At the conclusion of the presentation, Koontz noted that all three speakers were there “voluntarily.”
“They all wanted to share with you their stories and how they ended up becoming addicted to drugs . . . We all have our preconceived notions about how drugs addicts end up becoming drug addicts. It’s not always what we think. One of these people said that they started out drinking beer and maybe smoking a little marijuana. That’s not an uncommon path to addiction and to more serious drugs. I think we should respect all these people for coming here and standing in front of all of you, to talk about the things they go through. You have to be a special kind of person to do that.”
“I want to reiterate that it takes a lot of courage to stand up here in front of you all,” Murray noted. “They will live with addiction the rest of their lives. They may never pick up another substance again, but they have to deal with the addiction. They will forever be an addict. You can prevent that from ever happening to yourselves, if you stay away from the substances from the very beginning.”
“I can give you numerous cases of individuals, around your age, the very first time they picked up a substance was the very last time, because they overdosed the first time . . . or they dealt with it so long, they killed them. I hope you walk away with something these people shared with you.”
That afternoon the special visitors at VHS moved on to Short Line School to present a similar program to students there.

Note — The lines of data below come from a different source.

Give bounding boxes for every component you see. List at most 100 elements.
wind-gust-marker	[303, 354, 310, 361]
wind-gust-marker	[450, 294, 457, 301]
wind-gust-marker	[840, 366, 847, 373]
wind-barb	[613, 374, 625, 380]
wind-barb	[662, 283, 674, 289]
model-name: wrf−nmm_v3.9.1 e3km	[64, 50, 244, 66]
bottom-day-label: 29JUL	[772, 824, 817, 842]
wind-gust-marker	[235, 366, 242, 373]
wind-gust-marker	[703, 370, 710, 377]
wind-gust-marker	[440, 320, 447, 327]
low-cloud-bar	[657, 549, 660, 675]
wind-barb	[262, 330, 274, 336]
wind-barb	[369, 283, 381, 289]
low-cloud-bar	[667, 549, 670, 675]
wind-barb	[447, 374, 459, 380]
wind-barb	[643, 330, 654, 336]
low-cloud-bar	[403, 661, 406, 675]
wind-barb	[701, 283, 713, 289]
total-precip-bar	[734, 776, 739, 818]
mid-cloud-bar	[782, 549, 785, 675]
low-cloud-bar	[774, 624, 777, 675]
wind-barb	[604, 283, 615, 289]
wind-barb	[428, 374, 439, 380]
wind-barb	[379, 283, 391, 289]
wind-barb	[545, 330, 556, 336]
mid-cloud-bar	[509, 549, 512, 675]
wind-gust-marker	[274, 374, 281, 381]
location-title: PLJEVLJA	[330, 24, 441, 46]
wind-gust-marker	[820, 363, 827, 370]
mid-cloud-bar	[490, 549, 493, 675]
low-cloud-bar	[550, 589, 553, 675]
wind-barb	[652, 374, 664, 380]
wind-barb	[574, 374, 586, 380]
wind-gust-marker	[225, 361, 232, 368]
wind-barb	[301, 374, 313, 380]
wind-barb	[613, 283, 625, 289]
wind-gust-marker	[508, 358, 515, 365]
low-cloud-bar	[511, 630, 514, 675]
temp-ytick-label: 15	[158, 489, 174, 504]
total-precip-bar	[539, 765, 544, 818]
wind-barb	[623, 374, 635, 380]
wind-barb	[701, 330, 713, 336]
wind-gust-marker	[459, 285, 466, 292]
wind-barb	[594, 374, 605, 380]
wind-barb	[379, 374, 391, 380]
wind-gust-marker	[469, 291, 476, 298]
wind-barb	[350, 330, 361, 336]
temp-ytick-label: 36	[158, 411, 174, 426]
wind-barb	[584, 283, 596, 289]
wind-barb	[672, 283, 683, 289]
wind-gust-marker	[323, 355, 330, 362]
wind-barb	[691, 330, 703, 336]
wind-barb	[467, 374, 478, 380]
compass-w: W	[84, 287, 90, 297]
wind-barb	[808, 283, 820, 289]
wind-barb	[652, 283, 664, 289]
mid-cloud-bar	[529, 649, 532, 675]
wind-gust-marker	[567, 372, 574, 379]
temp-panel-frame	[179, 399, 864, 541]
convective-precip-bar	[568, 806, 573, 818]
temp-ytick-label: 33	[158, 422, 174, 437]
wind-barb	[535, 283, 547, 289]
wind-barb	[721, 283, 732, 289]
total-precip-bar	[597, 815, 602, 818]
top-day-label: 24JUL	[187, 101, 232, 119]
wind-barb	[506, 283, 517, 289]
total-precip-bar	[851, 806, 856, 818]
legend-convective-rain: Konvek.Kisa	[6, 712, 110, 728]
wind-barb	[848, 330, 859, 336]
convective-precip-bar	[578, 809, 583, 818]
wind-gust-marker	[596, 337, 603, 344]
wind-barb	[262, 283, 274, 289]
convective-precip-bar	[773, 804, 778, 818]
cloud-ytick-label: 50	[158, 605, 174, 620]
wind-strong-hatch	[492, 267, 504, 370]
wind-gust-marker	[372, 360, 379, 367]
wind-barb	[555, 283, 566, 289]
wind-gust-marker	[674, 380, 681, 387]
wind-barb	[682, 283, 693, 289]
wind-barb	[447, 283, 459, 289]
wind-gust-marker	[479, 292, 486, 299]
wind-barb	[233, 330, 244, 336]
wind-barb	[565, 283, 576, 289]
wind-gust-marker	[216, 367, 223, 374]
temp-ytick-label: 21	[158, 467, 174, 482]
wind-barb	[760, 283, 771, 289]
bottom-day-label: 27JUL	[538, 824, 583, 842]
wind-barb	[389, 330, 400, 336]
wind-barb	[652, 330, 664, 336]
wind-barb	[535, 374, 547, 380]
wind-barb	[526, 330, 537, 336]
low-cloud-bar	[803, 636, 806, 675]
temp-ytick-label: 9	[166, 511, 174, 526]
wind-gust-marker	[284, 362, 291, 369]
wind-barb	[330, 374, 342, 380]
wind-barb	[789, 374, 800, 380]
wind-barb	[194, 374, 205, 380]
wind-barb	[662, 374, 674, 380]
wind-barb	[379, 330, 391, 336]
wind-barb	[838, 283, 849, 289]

“We are fortunate to have law enforcement officials in Wetzel County that recognize the issues we face in the county and take action towards addressing the drug issue,” Superintendent Dennis Albright noted of the collaborative effort between WCCADA and WCSO. “These presentations present a realistic picture of the effects of drugs on individuals and the course of their life. Hopefully there is a positive effect on students hearing these presentations.”